Narrative for the Council Business Meeting Minutes
Operation Overlord, the Allied planned invasion of Europe began precisely 15 minutes past midnight on 6 June 1944 with the arrival of the British and American pathfinders, followed shortly by the airborne troops. In the predawn hours, Allied airborne armies marked the flanks, the extreme limits of the Normandy battlefield. Between them there were five invasion beaches – Utah, Omaha, Gold, Juno, and Sword. As the airborne troops fought in the hedgerows to secure objectives, the greatest sea armada the world has ever known began to assemble off the coast, over 5,000 ships carrying more than 250,000 soldiers, sailors, and coastguardsmen. At 5:50 A.M, a massive naval bombardment of German coastal positions began. Beginning at 6:30 A.M. at Omaha Beach, a few thousand men waded ashore in the first wave of the invasion. By the evening of 6 June, even at Omaha, Hitler’s Atlantic Wall had been irrevocably breached. Since much has been written about the combat operations, in celebration of the 70th anniversary of D-Day, it was decided to focus the discussion on other aspects of the operation, namely the Chaplain Corps, and four men in particular.
One is Reverend Charles Lusher, a Baptist Minister, who joined the Army in 1943. He was chaplain of the 438th Troop Carrier Group/53rd Wing/9th Air Force. And his unit’s C-47 troop transport planes carried some of the first men to parachute into Normandy on June 6. Rev Lusher went from plane to plane until the final one had taken off, where upon he knelt down on the runway to pray. He died on July 4, 1999.

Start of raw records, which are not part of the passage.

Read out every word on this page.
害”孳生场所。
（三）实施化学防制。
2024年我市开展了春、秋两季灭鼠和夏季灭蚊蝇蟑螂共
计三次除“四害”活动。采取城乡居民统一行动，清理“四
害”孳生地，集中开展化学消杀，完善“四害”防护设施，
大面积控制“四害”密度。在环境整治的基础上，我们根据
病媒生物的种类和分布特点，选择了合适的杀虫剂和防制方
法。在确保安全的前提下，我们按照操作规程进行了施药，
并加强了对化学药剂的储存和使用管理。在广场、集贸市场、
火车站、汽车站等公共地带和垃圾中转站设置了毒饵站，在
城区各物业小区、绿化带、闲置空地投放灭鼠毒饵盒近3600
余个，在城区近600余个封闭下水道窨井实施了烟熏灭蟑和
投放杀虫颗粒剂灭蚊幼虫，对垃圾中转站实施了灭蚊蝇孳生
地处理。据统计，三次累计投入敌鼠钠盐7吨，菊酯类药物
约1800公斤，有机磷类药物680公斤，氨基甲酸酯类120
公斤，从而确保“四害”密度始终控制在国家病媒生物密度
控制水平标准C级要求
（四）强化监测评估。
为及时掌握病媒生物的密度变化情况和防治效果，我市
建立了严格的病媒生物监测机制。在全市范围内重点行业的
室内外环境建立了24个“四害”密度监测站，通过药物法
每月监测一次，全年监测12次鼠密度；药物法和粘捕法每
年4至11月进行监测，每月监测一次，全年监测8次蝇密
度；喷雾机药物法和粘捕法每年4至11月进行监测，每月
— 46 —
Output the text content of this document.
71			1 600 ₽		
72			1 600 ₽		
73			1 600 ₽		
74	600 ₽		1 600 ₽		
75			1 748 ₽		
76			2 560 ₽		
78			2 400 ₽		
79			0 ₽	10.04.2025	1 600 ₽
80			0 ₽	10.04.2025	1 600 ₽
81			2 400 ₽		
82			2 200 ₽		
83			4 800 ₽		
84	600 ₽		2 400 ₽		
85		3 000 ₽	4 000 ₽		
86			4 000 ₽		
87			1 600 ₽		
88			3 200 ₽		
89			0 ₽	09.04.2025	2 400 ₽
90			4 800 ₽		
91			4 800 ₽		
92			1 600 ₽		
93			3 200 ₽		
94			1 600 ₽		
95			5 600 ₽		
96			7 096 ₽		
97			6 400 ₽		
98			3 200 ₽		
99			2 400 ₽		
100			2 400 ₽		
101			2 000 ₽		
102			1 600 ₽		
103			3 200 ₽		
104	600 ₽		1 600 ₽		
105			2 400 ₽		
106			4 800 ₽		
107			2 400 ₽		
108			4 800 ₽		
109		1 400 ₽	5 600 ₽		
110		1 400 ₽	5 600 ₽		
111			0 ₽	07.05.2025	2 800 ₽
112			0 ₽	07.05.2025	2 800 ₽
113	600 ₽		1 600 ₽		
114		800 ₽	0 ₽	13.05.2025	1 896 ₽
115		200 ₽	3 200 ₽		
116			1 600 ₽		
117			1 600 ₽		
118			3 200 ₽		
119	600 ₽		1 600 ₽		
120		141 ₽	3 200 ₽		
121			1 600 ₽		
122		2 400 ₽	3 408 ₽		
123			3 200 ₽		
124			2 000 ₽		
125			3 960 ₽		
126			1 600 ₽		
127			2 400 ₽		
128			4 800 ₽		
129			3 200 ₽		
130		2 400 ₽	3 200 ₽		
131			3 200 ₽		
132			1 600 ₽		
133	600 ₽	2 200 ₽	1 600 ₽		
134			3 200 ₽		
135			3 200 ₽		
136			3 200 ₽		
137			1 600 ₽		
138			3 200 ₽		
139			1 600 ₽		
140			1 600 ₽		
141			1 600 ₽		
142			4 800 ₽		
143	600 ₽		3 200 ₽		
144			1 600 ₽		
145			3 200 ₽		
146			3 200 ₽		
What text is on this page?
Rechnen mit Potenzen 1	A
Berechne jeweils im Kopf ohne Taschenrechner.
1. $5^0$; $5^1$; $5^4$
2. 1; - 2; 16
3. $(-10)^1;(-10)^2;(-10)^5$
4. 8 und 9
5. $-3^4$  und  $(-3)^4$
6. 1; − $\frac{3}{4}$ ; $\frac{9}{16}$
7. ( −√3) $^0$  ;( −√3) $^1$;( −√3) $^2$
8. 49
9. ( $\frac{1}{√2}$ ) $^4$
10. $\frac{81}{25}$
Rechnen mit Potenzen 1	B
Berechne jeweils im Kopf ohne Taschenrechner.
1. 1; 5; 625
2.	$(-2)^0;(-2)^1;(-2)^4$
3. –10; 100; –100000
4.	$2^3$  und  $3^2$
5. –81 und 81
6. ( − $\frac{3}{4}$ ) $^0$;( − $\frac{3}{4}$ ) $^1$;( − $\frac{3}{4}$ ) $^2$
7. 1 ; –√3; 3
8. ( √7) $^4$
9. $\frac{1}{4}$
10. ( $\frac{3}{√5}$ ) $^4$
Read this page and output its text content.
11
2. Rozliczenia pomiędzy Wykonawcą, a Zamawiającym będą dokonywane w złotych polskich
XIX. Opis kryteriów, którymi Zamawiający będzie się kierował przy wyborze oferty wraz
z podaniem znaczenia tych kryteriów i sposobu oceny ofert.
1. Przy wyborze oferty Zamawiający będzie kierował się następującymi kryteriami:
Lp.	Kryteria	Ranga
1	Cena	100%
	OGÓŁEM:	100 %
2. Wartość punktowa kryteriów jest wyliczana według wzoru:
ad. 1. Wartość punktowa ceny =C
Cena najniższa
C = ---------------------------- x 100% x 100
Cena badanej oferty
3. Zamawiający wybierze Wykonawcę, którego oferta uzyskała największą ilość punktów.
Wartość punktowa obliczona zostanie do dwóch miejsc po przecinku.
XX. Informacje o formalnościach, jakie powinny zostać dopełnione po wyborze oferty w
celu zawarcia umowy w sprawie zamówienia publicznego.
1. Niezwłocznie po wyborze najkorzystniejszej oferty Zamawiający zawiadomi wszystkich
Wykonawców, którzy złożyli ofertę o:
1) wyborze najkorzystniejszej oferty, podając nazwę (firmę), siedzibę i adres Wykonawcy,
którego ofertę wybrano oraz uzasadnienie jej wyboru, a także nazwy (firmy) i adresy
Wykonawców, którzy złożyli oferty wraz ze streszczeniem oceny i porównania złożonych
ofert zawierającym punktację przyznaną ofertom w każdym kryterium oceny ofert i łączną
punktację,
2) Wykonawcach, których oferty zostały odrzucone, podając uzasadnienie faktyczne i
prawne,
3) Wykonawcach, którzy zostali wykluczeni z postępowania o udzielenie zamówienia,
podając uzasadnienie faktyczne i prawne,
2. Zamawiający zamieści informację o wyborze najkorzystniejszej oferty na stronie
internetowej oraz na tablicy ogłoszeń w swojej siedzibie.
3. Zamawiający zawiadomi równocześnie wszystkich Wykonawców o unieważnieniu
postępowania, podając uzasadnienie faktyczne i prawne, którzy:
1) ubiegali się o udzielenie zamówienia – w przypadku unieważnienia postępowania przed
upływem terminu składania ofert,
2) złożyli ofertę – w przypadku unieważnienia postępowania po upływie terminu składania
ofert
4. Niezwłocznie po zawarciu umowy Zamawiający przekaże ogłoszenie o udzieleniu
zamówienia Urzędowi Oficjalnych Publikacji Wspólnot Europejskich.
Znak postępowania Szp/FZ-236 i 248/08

A second is Father Francis L Sampson, who entered the Army as a chaplain in 1942, and after Chaplain school, he joined the 501st Parachute Regiment of the 101st Airborne Division as its regimental chaplain, and would remain its chaplain for the rest of the war. Known as the “Paratrooper Padre,” he jumped into Normandy on D-Day, landing behind enemy lines in a river. He lost his communion set in the river, yet after diving to the bottom he was able to retrieve it. Captured during the Battle of the Bulge, Father Sampson would remain a POW until April 28, 1945 when he was freed by the Russian Army. Father Sampson would eventually become Chief of Chaplains, retiring in 1971 with the rank of Brigadier General. Father Sampson. He died in 1996 at the age of 83.
The two remaining chaplains, Reverend John G. Burkhalter and Pastor George Russell Barber, were at Omaha Beach on June 6. During the course of the first day, both men tended to the spiritual needs of the dying and wounded on Omaha. From June 7 on, both chaplains assisted in preparing the dead for burial, with Chaplain Barber helping in the establishment of a national cemetery that now sits behind Omaha Beach. Each man ended up making being a chaplain a career. Reverend Burkhalter died in 1992 and was buried at Arlington. Pastor Barber, one of the last surviving chaplains from the US landing at Omaha Beach on D-Day, died Dec 17, 2004 at the age of 90.
While each person’s story was incredibly interesting, all attempts to find a fitting ending to this saga were feeble at best, and thus fell short. Nevertheless, each chaplain saw themselves as a man of God, whose job centered on leading the men in their charge closer to God. Therefore, they would probably agree that asking all to pray that we will never see the likes of D-Day again would be a fair tribute to those that have passed, those still living, and those yet to be born.